A scanned page in old version of e-books or paper, or one created from a photo or drawing, is only an image of a page, and you can’t manipulate its content by extracting images or modifying the text. However, Adobe Acrobat can convert the image of the document into actual text by using optical character recognition (OCR).
I used this function on Adobe Acrobat 8 and 9, which both work very well.
To capture the content of an image or a page from a scanned PDF document, follow these steps:
- Save your target page of the PDF file as an image.
- Crop the image to less than 45×45 inches by using Photoshop or PowerPoint, or any other software that can do it. Save the cropped image.
- Choose File > Create PDF > From file > your cropped image that you want to convert.

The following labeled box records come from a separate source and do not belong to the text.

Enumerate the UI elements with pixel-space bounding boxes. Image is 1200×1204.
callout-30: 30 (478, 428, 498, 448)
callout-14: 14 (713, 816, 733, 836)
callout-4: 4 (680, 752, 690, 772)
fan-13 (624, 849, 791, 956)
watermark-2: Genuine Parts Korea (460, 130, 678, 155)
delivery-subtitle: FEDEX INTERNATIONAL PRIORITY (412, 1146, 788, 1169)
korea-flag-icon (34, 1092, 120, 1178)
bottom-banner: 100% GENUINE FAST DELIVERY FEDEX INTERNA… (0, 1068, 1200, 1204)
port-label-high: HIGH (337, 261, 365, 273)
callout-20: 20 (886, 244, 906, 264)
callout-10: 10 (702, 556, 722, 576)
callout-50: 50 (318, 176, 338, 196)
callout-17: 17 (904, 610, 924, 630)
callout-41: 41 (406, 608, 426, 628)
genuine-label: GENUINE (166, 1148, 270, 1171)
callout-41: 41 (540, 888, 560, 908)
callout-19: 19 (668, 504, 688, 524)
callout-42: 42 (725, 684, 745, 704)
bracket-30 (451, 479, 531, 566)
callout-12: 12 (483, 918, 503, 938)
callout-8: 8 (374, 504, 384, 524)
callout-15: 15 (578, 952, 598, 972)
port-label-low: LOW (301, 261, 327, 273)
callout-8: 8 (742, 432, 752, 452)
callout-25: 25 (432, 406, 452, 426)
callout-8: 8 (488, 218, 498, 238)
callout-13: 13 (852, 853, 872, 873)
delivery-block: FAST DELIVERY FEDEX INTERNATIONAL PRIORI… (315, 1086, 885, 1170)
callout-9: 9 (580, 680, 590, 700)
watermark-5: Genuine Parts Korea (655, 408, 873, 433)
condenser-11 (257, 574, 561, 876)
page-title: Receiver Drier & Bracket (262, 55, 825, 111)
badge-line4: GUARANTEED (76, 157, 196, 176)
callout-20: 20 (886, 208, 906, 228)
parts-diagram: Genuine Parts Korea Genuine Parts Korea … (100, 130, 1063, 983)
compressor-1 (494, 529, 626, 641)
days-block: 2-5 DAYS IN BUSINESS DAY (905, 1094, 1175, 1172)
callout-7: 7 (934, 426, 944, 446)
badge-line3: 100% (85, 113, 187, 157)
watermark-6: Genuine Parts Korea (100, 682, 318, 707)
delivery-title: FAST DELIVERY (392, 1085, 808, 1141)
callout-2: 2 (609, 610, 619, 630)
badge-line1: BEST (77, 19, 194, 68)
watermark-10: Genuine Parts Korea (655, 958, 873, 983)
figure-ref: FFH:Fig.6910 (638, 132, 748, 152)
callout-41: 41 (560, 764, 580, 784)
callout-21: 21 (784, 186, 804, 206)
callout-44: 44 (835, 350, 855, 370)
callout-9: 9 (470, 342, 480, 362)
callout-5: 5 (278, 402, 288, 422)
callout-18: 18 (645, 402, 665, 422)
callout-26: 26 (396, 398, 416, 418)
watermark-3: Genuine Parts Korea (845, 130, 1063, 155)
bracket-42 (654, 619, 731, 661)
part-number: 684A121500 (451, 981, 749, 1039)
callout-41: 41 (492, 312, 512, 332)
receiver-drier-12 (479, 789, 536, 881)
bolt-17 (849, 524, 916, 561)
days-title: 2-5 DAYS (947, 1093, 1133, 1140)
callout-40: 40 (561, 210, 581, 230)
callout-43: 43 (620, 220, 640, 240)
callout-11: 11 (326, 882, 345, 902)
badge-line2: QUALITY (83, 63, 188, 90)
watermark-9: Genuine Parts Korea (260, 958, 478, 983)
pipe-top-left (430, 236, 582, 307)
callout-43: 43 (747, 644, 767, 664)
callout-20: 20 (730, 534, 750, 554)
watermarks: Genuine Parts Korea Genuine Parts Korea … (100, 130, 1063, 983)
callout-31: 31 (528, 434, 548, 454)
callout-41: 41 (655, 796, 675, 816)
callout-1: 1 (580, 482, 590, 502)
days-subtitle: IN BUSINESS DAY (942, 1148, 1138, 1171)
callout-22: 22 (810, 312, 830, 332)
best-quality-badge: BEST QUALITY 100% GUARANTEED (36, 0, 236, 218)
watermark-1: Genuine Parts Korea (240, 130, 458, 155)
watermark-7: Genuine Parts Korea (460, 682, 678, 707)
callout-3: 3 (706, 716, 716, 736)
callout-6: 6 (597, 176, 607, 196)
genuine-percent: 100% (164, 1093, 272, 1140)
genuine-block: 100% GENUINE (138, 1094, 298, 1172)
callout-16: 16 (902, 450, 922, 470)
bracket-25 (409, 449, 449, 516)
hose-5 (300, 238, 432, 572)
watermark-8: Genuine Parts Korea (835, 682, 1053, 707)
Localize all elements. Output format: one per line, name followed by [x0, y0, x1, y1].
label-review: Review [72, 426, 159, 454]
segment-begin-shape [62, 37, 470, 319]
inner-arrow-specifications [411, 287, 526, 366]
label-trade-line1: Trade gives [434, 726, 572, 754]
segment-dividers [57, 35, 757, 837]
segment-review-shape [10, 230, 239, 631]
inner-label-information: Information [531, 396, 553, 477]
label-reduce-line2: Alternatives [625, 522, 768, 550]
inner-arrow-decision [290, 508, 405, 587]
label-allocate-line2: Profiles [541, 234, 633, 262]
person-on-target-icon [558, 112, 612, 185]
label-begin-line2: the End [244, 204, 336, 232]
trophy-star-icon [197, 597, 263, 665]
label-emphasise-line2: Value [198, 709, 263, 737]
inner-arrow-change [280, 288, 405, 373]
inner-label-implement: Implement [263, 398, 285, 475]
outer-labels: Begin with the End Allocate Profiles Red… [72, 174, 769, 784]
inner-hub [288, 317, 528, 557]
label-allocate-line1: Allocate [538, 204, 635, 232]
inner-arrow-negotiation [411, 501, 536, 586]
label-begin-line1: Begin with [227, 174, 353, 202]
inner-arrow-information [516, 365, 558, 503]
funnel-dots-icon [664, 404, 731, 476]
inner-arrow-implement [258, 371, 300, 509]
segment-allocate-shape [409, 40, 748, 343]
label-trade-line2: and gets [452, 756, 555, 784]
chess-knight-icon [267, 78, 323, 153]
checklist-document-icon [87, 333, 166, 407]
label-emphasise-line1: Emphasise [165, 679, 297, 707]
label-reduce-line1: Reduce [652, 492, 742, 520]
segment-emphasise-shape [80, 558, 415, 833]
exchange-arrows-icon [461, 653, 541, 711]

- Choose Document > OCR Text Recognition > Recognize Text Using OCR. The Recognize Text dialog box opens. You don’t need to modify any other parameters, and just click OK to start the capture process. The conversion process is very fast and you just need to wait several seconds.
- When the process is complete, the dialog box closes and the results of the conversion are shown in the document, right in front of you.
- Now you can copy and paste the txt content to your Microsoft Word file and start to modify the errors.
It is said that Adobe Acrobat 9 can convert large file rather than a 45×45 inches one, but I don’t know why I can’t achieve it.